For a better understanding, we give an example with (n, a, b)=(8, 0, 3) as shown in Fig. 3. Assume that \(\varDelta x_{0}=1\), \(\varDelta x_{3}=1\). Only in the case where all input difference bits are active, can \(\varDelta d_0\) be dependent of other bits in \(\varDelta d\), namely \(\varDelta d_0 = \varDelta d_1 \oplus \cdots \oplus \varDelta d_7\).

1. 1.

   \(\varDelta d_0 = (x_0 \oplus x_3) \odot 1 \oplus 1\)

2. 2.

   \(\varDelta d_5 = (x_0 \oplus x_5) \odot 1 \oplus 1\), when \(\varDelta x_5=1\); \(\varDelta d_3 = (x_6 \oplus x_3) \odot 1 \oplus 1\), when \(\varDelta x_6=1\)

3. 3.

   \(\varDelta d_2 = (x_2 \oplus x_5) \odot 1 \oplus 1\), when \(\varDelta x_2=1\); \(\varDelta d_6 = (x_6 \oplus x_1) \odot 1 \oplus 1\), when \(\varDelta x_1=1\)

4. 4.

   \(\varDelta d_7 = (x_2 \oplus x_7) \odot 1 \oplus 1\), when \(\varDelta x_7=1\); \(\varDelta d_1 = (x_1 \oplus x_4) \odot 1 \oplus 1\), when \(\varDelta x_4=1\)

5. 5.

   \(\varDelta d_4 = (x_4 \oplus x_7) \odot 1 \oplus 1\)

Fig. 3.

The affected relationship between input and output difference bits of ROTATION-AND.
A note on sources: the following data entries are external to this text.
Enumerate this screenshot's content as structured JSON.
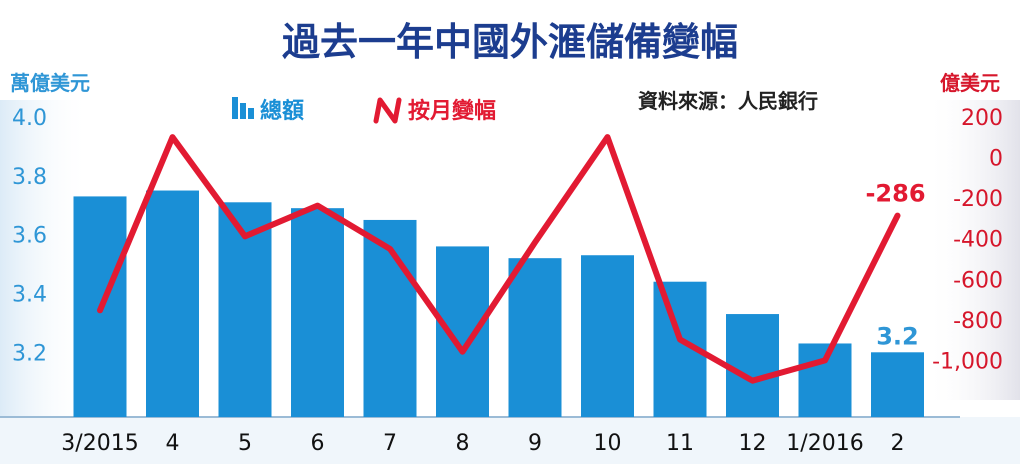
{
  "title": "過去一年中國外滙儲備變幅",
  "source": "資料來源：人民銀行",
  "chart_data": {
    "type": "bar",
    "categories": [
      "3/2015",
      "4",
      "5",
      "6",
      "7",
      "8",
      "9",
      "10",
      "11",
      "12",
      "1/2016",
      "2"
    ],
    "series": [
      {
        "name": "總額",
        "type": "bar",
        "axis": "left",
        "values": [
          3.73,
          3.75,
          3.71,
          3.69,
          3.65,
          3.56,
          3.52,
          3.53,
          3.44,
          3.33,
          3.23,
          3.2
        ]
      },
      {
        "name": "按月變幅",
        "type": "line",
        "axis": "right",
        "values": [
          -753,
          101,
          -388,
          -237,
          -450,
          -957,
          -418,
          101,
          -897,
          -1100,
          -1000,
          -286
        ]
      }
    ],
    "left_axis": {
      "label": "萬億美元",
      "ticks": [
        "4.0",
        "3.8",
        "3.6",
        "3.4",
        "3.2"
      ],
      "ylim": [
        2.98,
        4.0
      ]
    },
    "right_axis": {
      "label": "億美元",
      "ticks": [
        "200",
        "0",
        "-200",
        "-400",
        "-600",
        "-800",
        "-1,000"
      ],
      "ylim": [
        -1200,
        200
      ]
    },
    "annotations": {
      "last_bar_label": "3.2",
      "last_line_label": "-286"
    },
    "legend": {
      "placement": "top-center"
    },
    "colors": {
      "bar": "#1a8fd6",
      "line": "#e21a32",
      "title": "#1c3d8f",
      "left_axis_text": "#2f96d6",
      "right_axis_text": "#d6162b",
      "axis_band_left": "#e8f2fa",
      "axis_band_right": "#eeeef3"
    }
  }
}
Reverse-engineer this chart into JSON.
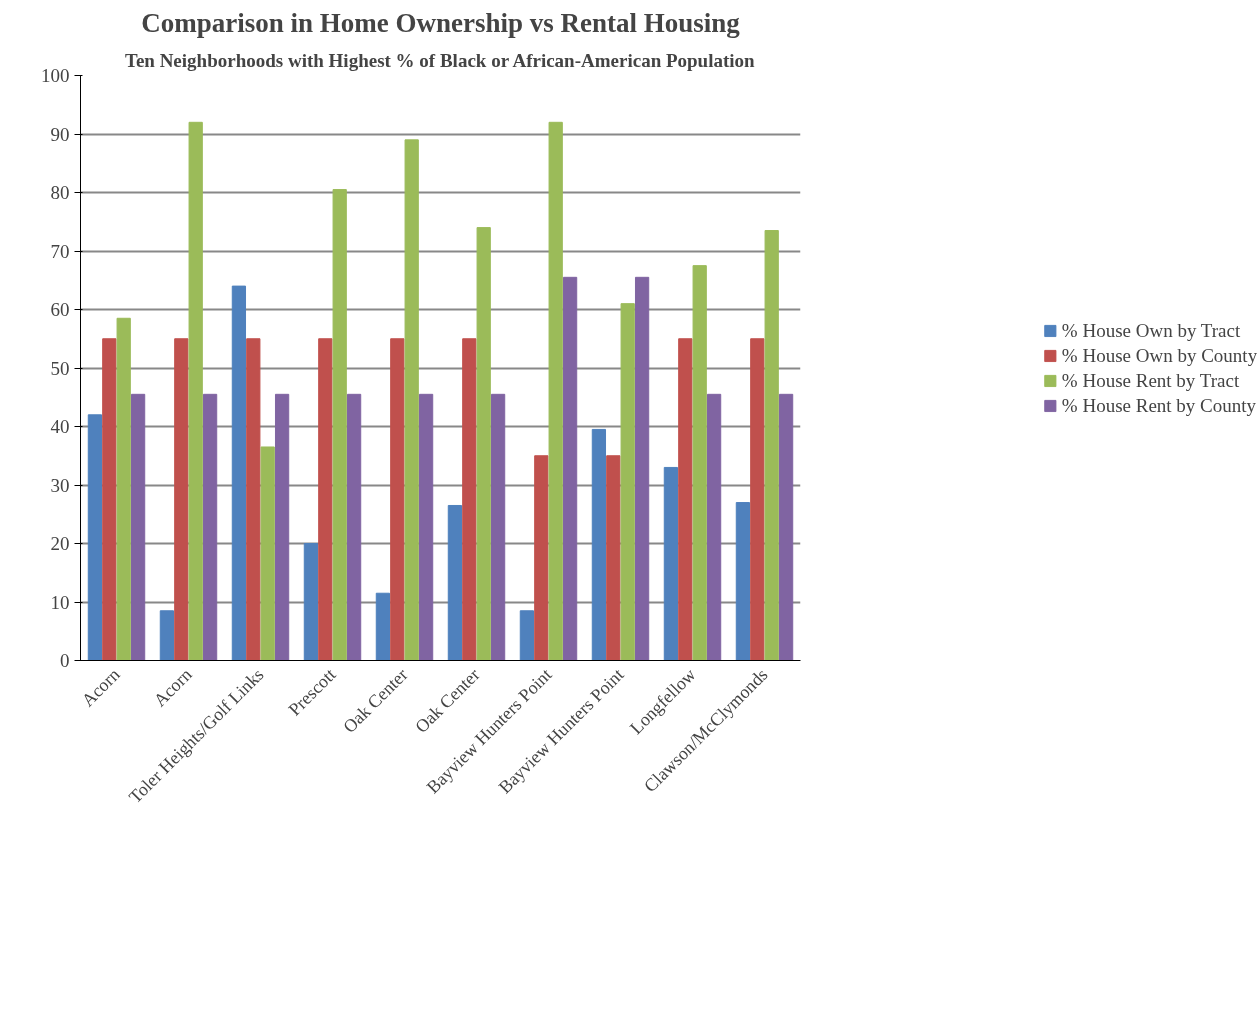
{
  "chart_data": {
    "type": "bar",
    "title": "Comparison in Home Ownership vs Rental Housing",
    "subtitle": "Ten Neighborhoods with Highest % of Black or African-American Population",
    "categories": [
      "Acorn",
      "Acorn",
      "Toler Heights/Golf Links",
      "Prescott",
      "Oak Center",
      "Oak Center",
      "Bayview Hunters Point",
      "Bayview Hunters Point",
      "Longfellow",
      "Clawson/McClymonds"
    ],
    "series": [
      {
        "name": "% House Own by Tract",
        "color": "#4f81bd",
        "values": [
          42,
          8.5,
          64,
          20,
          11.5,
          26.5,
          8.5,
          39.5,
          33,
          27
        ]
      },
      {
        "name": "% House Own by County",
        "color": "#c0504d",
        "values": [
          55,
          55,
          55,
          55,
          55,
          55,
          35,
          35,
          55,
          55
        ]
      },
      {
        "name": "% House Rent by Tract",
        "color": "#9bbb59",
        "values": [
          58.5,
          92,
          36.5,
          80.5,
          89,
          74,
          92,
          61,
          67.5,
          73.5
        ]
      },
      {
        "name": "% House Rent by County",
        "color": "#8064a2",
        "values": [
          45.5,
          45.5,
          45.5,
          45.5,
          45.5,
          45.5,
          65.5,
          65.5,
          45.5,
          45.5
        ]
      }
    ],
    "ylim": [
      0,
      100
    ],
    "yticks": [
      0,
      10,
      20,
      30,
      40,
      50,
      60,
      70,
      80,
      90,
      100
    ],
    "grid": "y",
    "legend": "right"
  }
}
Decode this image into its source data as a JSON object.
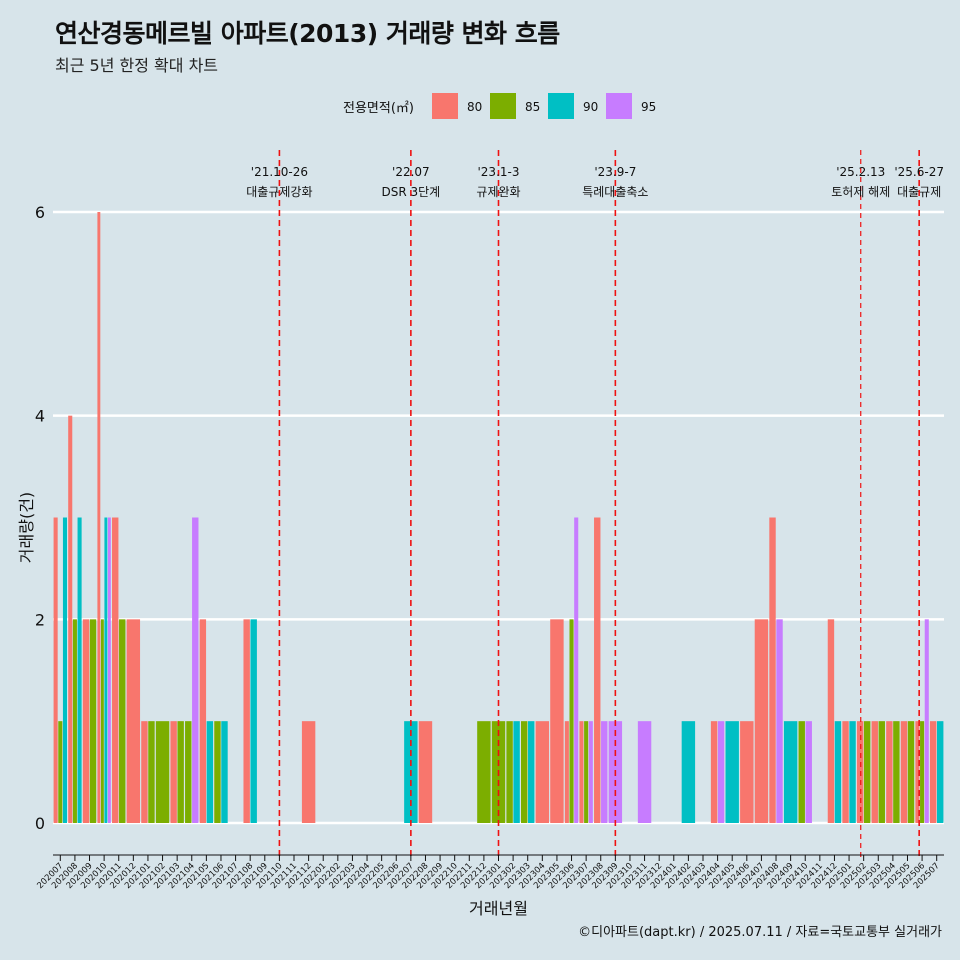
{
  "title": "연산경동메르빌 아파트(2013) 거래량 변화 흐름",
  "subtitle": "최근 5년 한정 확대 차트",
  "caption": "©디아파트(dapt.kr) / 2025.07.11 / 자료=국토교통부 실거래가",
  "chart_data": {
    "type": "bar",
    "xlabel": "거래년월",
    "ylabel": "거래량(건)",
    "ylim": [
      -0.3,
      6.6
    ],
    "yticks": [
      0,
      2,
      4,
      6
    ],
    "legend": {
      "title": "전용면적(㎡)",
      "position": "top",
      "items": [
        {
          "name": "80",
          "color": "#F8766D"
        },
        {
          "name": "85",
          "color": "#7CAE00"
        },
        {
          "name": "90",
          "color": "#00BFC4"
        },
        {
          "name": "95",
          "color": "#C77CFF"
        }
      ]
    },
    "categories": [
      "202007",
      "202008",
      "202009",
      "202010",
      "202011",
      "202012",
      "202101",
      "202102",
      "202103",
      "202104",
      "202105",
      "202106",
      "202107",
      "202108",
      "202109",
      "202110",
      "202111",
      "202112",
      "202201",
      "202202",
      "202203",
      "202204",
      "202205",
      "202206",
      "202207",
      "202208",
      "202209",
      "202210",
      "202211",
      "202212",
      "202301",
      "202302",
      "202303",
      "202304",
      "202305",
      "202306",
      "202307",
      "202308",
      "202309",
      "202310",
      "202311",
      "202312",
      "202401",
      "202402",
      "202403",
      "202404",
      "202405",
      "202406",
      "202407",
      "202408",
      "202409",
      "202410",
      "202411",
      "202412",
      "202501",
      "202502",
      "202503",
      "202504",
      "202505",
      "202506",
      "202507"
    ],
    "series": [
      {
        "name": "80",
        "values": [
          3,
          4,
          2,
          6,
          3,
          2,
          1,
          0,
          1,
          0,
          2,
          0,
          0,
          2,
          0,
          0,
          0,
          1,
          0,
          0,
          0,
          0,
          0,
          0,
          0,
          1,
          0,
          0,
          0,
          0,
          0,
          0,
          0,
          1,
          2,
          1,
          1,
          3,
          0,
          0,
          0,
          0,
          0,
          0,
          0,
          1,
          0,
          1,
          2,
          3,
          0,
          0,
          0,
          2,
          1,
          1,
          1,
          1,
          1,
          1,
          1
        ]
      },
      {
        "name": "85",
        "values": [
          1,
          2,
          2,
          2,
          2,
          0,
          1,
          1,
          1,
          1,
          0,
          1,
          0,
          0,
          0,
          0,
          0,
          0,
          0,
          0,
          0,
          0,
          0,
          0,
          0,
          0,
          0,
          0,
          0,
          1,
          1,
          1,
          1,
          0,
          0,
          2,
          1,
          0,
          0,
          0,
          0,
          0,
          0,
          0,
          0,
          0,
          0,
          0,
          0,
          0,
          0,
          1,
          0,
          0,
          0,
          1,
          1,
          1,
          1,
          1,
          0
        ]
      },
      {
        "name": "90",
        "values": [
          3,
          3,
          0,
          3,
          0,
          0,
          0,
          0,
          0,
          0,
          1,
          1,
          0,
          2,
          0,
          0,
          0,
          0,
          0,
          0,
          0,
          0,
          0,
          0,
          1,
          0,
          0,
          0,
          0,
          0,
          0,
          1,
          1,
          0,
          0,
          0,
          0,
          0,
          0,
          0,
          0,
          0,
          0,
          1,
          0,
          0,
          1,
          0,
          0,
          0,
          1,
          0,
          0,
          1,
          1,
          0,
          0,
          0,
          0,
          0,
          1
        ]
      },
      {
        "name": "95",
        "values": [
          0,
          0,
          0,
          3,
          0,
          0,
          0,
          0,
          0,
          3,
          0,
          0,
          0,
          0,
          0,
          0,
          0,
          0,
          0,
          0,
          0,
          0,
          0,
          0,
          0,
          0,
          0,
          0,
          0,
          0,
          0,
          0,
          0,
          0,
          0,
          3,
          1,
          1,
          1,
          0,
          1,
          0,
          0,
          0,
          0,
          1,
          0,
          0,
          0,
          2,
          0,
          1,
          0,
          0,
          0,
          0,
          0,
          0,
          0,
          2,
          0
        ]
      }
    ],
    "annotations": [
      {
        "x": 15.5,
        "date": "'21.10-26",
        "label": "대출규제강화",
        "dash": "long"
      },
      {
        "x": 24.5,
        "date": "'22.07",
        "label": "DSR 3단계",
        "dash": "long"
      },
      {
        "x": 30.5,
        "date": "'23.1-3",
        "label": "규제완화",
        "dash": "long"
      },
      {
        "x": 38.5,
        "date": "'23.9-7",
        "label": "특례대출축소",
        "dash": "long"
      },
      {
        "x": 55.3,
        "date": "'25.2.13",
        "label": "토허제 해제",
        "dash": "short"
      },
      {
        "x": 59.3,
        "date": "'25.6-27",
        "label": "대출규제",
        "dash": "long"
      }
    ]
  }
}
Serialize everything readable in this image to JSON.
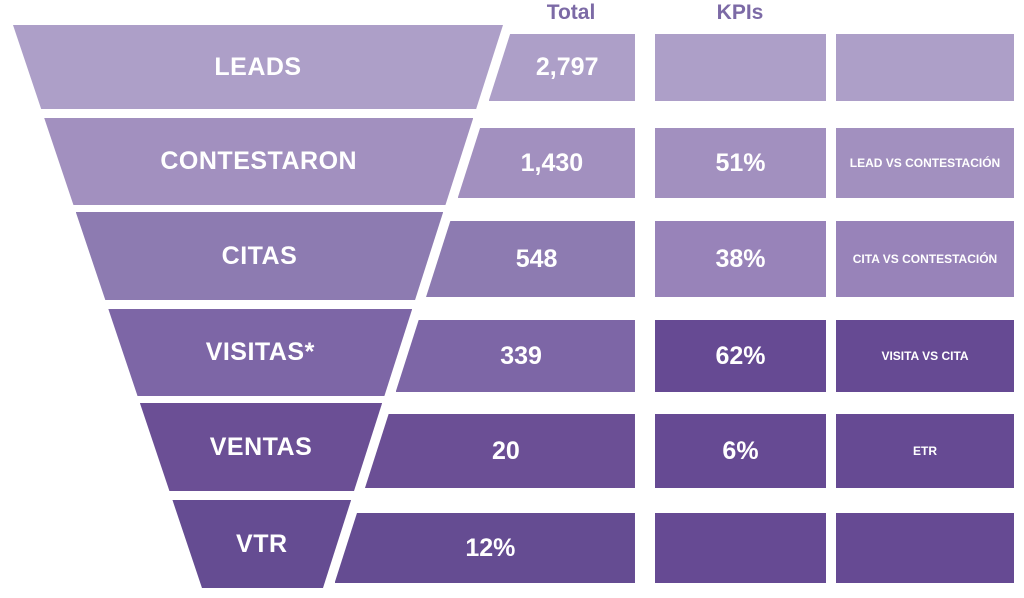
{
  "headers": {
    "total": "Total",
    "kpis": "KPIs"
  },
  "colors": {
    "header_text": "#7c6aa6",
    "rows": [
      "#ad9fc8",
      "#a290bf",
      "#8d7bb1",
      "#7d66a6",
      "#6b4f95",
      "#654c92"
    ],
    "kpi_cells": [
      "#ad9fc8",
      "#a290bf",
      "#9883b9",
      "#664a93",
      "#664a93",
      "#664a93"
    ],
    "desc_cells": [
      "#ad9fc8",
      "#a290bf",
      "#9883b9",
      "#664a93",
      "#664a93",
      "#664a93"
    ]
  },
  "rows": [
    {
      "stage": "LEADS",
      "total": "2,797",
      "kpi": "",
      "kpi_desc": ""
    },
    {
      "stage": "CONTESTARON",
      "total": "1,430",
      "kpi": "51%",
      "kpi_desc": "LEAD VS CONTESTACIÓN"
    },
    {
      "stage": "CITAS",
      "total": "548",
      "kpi": "38%",
      "kpi_desc": "CITA VS CONTESTACIÓN"
    },
    {
      "stage": "VISITAS*",
      "total": "339",
      "kpi": "62%",
      "kpi_desc": "VISITA VS CITA"
    },
    {
      "stage": "VENTAS",
      "total": "20",
      "kpi": "6%",
      "kpi_desc": "ETR"
    },
    {
      "stage": "VTR",
      "total": "12%",
      "kpi": "",
      "kpi_desc": ""
    }
  ]
}
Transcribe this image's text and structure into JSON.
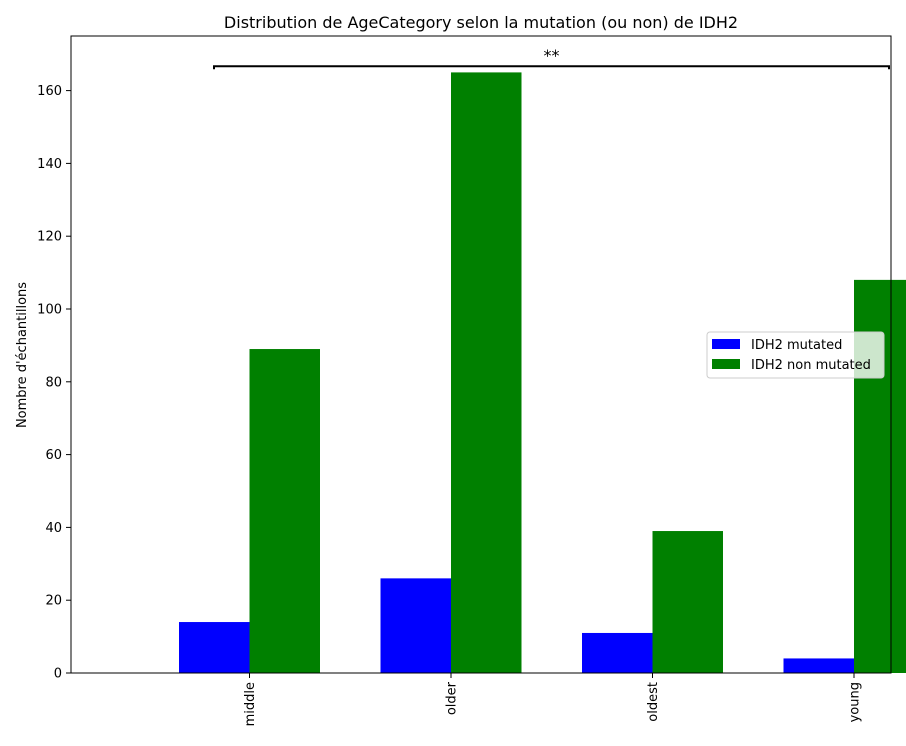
{
  "chart_data": {
    "type": "bar",
    "title": "Distribution de AgeCategory selon la mutation (ou non) de IDH2",
    "xlabel": "",
    "ylabel": "Nombre d'échantillons",
    "categories": [
      "middle",
      "older",
      "oldest",
      "young"
    ],
    "series": [
      {
        "name": "IDH2 mutated",
        "color": "#0000ff",
        "values": [
          14,
          26,
          11,
          4
        ]
      },
      {
        "name": "IDH2 non mutated",
        "color": "#008000",
        "values": [
          89,
          165,
          39,
          108
        ]
      }
    ],
    "ylim": [
      0,
      175
    ],
    "yticks": [
      0,
      20,
      40,
      60,
      80,
      100,
      120,
      140,
      160
    ],
    "grid": false,
    "legend_position": "center-right",
    "annotation": {
      "text": "**",
      "from_category": "middle",
      "to_category": "young",
      "y": 166.7
    }
  }
}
Essentially, given \(gcd(n,a-b)=1\), there is only one cycle (\( \left( \begin{array}{cccccccc} 3 &{} 6 &{} 1 &{} 4 &{} 7 &{} 2 &{} 5 &{} 0 \\ 6 &{} 1 &{} 4 &{} 7 &{} 2 &{} 5 &{} 0 &{} 3\\ \end{array} \right) \) in this example). More generally, when \(gcd(n, a-b) = t\), there will be t cycles, and this in some way explains the rationalities of such requirement \(gcd(n,a-b)=1\).